En Syrie, "l'impasse subsiste, note Andreï Issaev, une manifestation de faiblesse, sous forme de concessions unilatérales, peut saper les positions diplomatiques de Moscou et d'Ankara", mais "la Russie 'comprend' les inquiétudes des partenaires turcs sur les menaces terroristes provenant du territoire syrien". Les autorités turques ont immédiatement attribué au PKK l'attentat qui a causé six morts à Istanbul, le 13 novembre, elles laissent planer la menace d'une opération militaire dans le nord syrien (Tall Rifaat, Manbij, Kobane), agitée ces derniers mois par R.T. Erdoğan. La réduction du dispositif militaire russe en Syrie pourrait aussi inciter certains groupes d'opposition à renouveler leurs attaques contre le régime de Damas.
La diplomatie turque entend également affirmer sa présence en Asie centrale, dans l’ancien pré-carré de Moscou.
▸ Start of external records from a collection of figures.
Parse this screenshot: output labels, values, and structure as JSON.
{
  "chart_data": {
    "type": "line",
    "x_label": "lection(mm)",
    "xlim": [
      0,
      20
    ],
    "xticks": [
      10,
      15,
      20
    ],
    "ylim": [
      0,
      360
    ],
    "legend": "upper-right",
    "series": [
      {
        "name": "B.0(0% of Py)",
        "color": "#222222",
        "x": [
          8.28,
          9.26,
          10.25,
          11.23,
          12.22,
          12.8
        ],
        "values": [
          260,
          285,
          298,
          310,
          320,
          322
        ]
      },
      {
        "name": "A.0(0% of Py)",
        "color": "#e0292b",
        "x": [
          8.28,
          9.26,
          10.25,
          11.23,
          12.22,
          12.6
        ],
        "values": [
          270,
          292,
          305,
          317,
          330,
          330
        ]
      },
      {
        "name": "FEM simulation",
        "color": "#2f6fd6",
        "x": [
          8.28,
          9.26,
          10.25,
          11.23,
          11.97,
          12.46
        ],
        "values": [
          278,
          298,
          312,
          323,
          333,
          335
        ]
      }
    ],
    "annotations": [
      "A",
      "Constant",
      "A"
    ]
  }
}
Lors du récent sommet de l'Organisation de coopération de Shanghai, en septembre à Samarcande, le Président turc a annoncé son intention de ne plus se contenter du statut de "partenaire de dialogue" et de devenir l'an prochain membre à part entière de l'organisation. C'est également à Samarcande qu'a eu lieu, le 11 novembre, le premier sommet de "l'organisation des États turciques" (OET), qui succède au "conseil turcique", dont sont membres, outre la Turquie, l'Azerbaïdjan, le Kazakhstan, le Kirghizstan et l'Ouzbékistan, la Hongrie et le Turkménistan étant observateurs, ce qui représente une population de 160 millions de personnes et 3 % du PIB mondial, relève Stanislav Ivanov, expert de l'IMEMO. La question des infrastructures de transport était au centre des discussions, un fonds d'investissement doté de 500 millions de dollars a été mis sur pied. Les dirigeants des ex-républiques soviétiques sont intéressés à promouvoir dans ce cadre la coopération économique et culturelle et les réseaux de transport, ils souhaitent toutefois limiter la discussion des questions politiques et sécuritaires et des crises aux problèmes globaux de la région et, selon l'expression d'un site russe spécialisé, refusent de reconnaître la Turquie comme un "grand frère". Aussi ont-ils écarté la candidature de la "RTCN", reconnue uniquement par Ankara, à un statut d'observateur de l'OET.
La relation transactionnelle Ankara-Moscou préfigure-t-elle le monde de demain ?
"Si vous voulez comprendre la politique internationale dans cette ère nouvelle, regardez au sud, sur la rive opposée de la mer Noire", écrit le politologue Fiodor Loukjanov, qui avoue être impressionné par "la capacité du Président turc à obtenir des dividendes géopolitiques" de la crise en Ukraine, elle marque, selon cet expert russe, "l'apothéose de l'art d'Erdogan". Ce modèle de "coopération compétitive" montre comment la Turquie peut coexister avec un poids-lourd régional dans une relation transactionnelle, estime pour sa part Aslı Aydıntaşbaş. Trois principes guident aujourd'hui la politique turque de la Russie, analyse Maxim Suchkov, chercheur au MGIMO : la compréhension des enjeux de sécurité turcs, la prise en compte des "lignes rouges" et des marges de compromis possibles, l'utilisation des erreurs des autres partenaires d'Ankara, notamment des États-Unis. Pour Moscou, la coopération avec la Turquie lui permet de renforcer sa souveraineté stratégique, alors que cette dernière voit dans la Russie le moyen d'affirmer son autorité de grande puissance. Tant que ce commun dénominateur subsiste, "la plasticité de ces relations l'emportera sur la fragilité", affirme Maxim Suchkov. Il est vrai aussi que le tour pris par ces relations doit beaucoup à la personnalité des deux Présidents turc et russe, "plus à l’aise dans un monde où les alliances sont transitoires et transactionnelles et où les grandes puissances traditionnelles déterminent l’agenda", comme le remarque Thomas de Waal. Ces deux dirigeants, menacés l'un par une défaite militaire en Ukraine, l'autre par une défaite électorale, l'an prochain, partagent un même objectif, se maintenir au pouvoir, et leur collaboration y contribue.